If query optimizer sends wrong estimate then probably wrong execution plan can be picked which can cause some performance sluggishness.

Here is the query that can be used to find out how many modifications were made to statistics. This can probably help in devising a custom solution for some of the indexes which are updated throughout the day in production application.

OBJECT_NAME([sp].[object_id]) AS 'ObjectName',
[sp].[stats_id] AS 'StatID',
[st].[name] AS 'StatName',
[sp].[last_updated] AS 'LastTimeStatUpdated',
[sp].[modification_counter] AS 'NumberOfModifications'
FROM [sys].[stats] AS [st]
OUTER APPLY sys.dm_db_stats_properties ([st].[object_id],[st].[stats_id]) AS [sp]
where OBJECT_NAME([sp].[object_id]) is not null
and OBJECT_NAME([sp].[object_id]) not like 'sys%'
and OBJECT_NAME([sp].[object_id]) in ('Warehouse_Inventory')

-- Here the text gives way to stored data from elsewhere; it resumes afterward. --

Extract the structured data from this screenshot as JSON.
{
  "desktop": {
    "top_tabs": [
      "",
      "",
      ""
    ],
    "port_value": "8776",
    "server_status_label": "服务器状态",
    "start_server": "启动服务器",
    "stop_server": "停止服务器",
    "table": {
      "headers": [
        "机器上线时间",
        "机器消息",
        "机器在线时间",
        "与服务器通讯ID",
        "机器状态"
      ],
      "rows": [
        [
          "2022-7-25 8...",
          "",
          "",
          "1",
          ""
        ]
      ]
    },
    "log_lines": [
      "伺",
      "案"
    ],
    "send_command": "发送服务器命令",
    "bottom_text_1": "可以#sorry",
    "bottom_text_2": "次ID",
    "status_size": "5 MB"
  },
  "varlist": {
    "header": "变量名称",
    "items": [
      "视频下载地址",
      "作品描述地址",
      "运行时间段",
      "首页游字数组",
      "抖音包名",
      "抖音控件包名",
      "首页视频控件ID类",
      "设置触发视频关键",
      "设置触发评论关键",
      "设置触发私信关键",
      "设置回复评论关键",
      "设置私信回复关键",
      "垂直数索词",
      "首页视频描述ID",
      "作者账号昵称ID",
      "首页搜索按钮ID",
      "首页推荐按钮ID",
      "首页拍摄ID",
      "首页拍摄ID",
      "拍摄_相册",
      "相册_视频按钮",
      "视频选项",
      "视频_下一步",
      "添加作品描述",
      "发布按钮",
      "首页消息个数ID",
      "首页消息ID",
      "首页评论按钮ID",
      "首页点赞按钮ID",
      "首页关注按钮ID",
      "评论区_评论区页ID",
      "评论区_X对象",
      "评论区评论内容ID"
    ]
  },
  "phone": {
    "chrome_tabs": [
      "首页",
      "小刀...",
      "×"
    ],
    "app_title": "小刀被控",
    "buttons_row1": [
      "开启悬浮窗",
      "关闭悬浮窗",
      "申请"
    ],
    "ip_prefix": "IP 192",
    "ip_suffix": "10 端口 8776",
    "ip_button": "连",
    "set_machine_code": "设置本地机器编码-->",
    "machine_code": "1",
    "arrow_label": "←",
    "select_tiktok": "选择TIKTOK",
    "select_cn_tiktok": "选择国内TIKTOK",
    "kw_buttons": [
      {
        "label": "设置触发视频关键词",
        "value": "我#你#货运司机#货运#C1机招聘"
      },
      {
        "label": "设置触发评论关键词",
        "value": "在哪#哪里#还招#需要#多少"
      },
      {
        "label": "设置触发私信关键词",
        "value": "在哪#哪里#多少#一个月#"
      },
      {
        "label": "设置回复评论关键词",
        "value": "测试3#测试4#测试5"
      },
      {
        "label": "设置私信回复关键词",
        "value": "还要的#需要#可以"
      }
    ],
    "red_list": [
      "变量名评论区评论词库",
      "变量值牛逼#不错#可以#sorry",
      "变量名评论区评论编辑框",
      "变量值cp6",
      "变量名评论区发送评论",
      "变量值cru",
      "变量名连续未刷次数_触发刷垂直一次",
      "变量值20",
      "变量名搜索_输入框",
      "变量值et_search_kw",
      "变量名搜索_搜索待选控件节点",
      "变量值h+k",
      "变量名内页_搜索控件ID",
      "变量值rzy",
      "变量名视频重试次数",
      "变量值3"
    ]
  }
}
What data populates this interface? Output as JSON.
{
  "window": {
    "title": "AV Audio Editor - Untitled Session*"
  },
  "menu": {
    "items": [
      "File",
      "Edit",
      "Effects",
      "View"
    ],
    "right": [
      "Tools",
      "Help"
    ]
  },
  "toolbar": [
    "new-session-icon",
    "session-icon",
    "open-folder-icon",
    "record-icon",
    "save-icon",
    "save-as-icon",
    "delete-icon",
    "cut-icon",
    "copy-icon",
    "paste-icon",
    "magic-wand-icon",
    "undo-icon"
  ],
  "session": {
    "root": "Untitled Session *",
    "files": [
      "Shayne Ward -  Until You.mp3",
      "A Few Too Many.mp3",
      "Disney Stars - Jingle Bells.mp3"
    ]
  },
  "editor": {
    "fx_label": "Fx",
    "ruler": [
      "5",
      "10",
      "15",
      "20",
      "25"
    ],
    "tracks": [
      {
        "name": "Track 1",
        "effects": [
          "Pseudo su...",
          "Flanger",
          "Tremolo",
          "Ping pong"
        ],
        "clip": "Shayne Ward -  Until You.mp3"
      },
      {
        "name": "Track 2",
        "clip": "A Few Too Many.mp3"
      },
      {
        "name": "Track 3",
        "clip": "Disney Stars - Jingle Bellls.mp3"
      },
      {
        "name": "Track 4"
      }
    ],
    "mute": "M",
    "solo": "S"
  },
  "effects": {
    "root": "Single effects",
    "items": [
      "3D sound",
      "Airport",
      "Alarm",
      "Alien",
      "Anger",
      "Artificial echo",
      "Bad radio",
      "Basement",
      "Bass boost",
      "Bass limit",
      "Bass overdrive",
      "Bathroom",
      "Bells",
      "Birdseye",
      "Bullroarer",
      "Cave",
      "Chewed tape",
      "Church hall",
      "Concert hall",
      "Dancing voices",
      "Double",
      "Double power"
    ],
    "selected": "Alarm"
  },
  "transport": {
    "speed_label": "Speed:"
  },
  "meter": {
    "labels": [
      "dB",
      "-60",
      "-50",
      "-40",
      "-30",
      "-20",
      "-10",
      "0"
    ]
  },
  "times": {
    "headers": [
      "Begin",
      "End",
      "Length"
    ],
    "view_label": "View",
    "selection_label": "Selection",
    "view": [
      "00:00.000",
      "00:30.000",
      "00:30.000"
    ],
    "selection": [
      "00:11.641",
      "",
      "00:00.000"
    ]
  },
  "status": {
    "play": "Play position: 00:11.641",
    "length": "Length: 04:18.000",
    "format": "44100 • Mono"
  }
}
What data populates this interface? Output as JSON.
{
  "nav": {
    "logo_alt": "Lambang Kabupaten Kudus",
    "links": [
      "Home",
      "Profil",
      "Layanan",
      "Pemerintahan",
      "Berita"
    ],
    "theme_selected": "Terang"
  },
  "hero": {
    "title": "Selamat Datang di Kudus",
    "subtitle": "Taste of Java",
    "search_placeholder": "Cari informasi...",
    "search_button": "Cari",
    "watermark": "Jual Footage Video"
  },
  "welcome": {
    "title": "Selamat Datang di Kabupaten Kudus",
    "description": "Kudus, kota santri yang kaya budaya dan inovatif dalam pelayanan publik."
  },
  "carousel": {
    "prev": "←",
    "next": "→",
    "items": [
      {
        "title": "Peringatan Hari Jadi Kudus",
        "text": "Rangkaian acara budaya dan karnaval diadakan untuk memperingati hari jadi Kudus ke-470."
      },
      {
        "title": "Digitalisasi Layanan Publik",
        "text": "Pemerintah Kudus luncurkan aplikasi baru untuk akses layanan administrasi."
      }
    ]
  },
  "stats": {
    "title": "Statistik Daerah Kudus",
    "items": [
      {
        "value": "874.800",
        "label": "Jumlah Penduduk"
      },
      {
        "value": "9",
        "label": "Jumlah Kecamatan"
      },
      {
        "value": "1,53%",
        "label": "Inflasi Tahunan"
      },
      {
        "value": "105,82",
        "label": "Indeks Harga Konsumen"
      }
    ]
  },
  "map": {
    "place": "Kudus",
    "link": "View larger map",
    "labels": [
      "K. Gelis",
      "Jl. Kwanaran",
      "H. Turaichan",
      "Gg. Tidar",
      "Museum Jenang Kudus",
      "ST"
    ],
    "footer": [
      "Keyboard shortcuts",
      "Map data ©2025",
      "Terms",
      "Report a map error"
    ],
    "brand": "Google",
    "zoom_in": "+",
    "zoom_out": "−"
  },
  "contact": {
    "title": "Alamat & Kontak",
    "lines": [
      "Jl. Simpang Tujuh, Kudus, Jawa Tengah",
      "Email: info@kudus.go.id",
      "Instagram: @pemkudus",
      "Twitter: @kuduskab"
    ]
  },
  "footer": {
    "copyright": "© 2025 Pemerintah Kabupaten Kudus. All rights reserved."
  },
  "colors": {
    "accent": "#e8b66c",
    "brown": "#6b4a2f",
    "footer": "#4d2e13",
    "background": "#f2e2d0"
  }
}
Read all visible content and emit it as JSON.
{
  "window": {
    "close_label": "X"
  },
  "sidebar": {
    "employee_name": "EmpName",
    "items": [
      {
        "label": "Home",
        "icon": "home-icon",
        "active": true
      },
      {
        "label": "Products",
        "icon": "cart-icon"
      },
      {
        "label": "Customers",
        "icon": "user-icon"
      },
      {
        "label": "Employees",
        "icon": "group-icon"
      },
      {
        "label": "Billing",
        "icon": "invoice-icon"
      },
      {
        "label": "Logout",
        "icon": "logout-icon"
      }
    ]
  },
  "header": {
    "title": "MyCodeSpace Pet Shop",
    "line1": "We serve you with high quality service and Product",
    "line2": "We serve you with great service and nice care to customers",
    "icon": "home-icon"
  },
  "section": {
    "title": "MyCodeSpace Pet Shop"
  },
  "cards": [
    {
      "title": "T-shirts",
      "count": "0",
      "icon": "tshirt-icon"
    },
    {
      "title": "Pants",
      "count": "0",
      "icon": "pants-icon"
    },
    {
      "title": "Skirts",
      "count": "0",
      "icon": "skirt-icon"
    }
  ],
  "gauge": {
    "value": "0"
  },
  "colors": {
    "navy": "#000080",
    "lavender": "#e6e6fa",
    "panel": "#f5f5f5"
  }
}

The example above is very simple and probably you may not see any major difference in performance, it was just to demonstrate how to proceed with Statistiscs.

There are some options that SQL Server provides at database level. These options are Auto Update Statistics and Auto Update Statistics Asynchronously.

Auto Update Statistics: If while executing the query, the statistics found outdated by a ratio then update the statistics before executing the query.

Auto Update Statistics Asynchronously: If while executing the query, the statistics found outdated by a ratio and statistics update request will be sent to engine in background.

One or both of these options can be switched on. Since all servers have different load, environment, usage, thus be little careful before opting these options. In General, OLTP may respond very well to ASYNC, though database warehouses have SYNC options go well.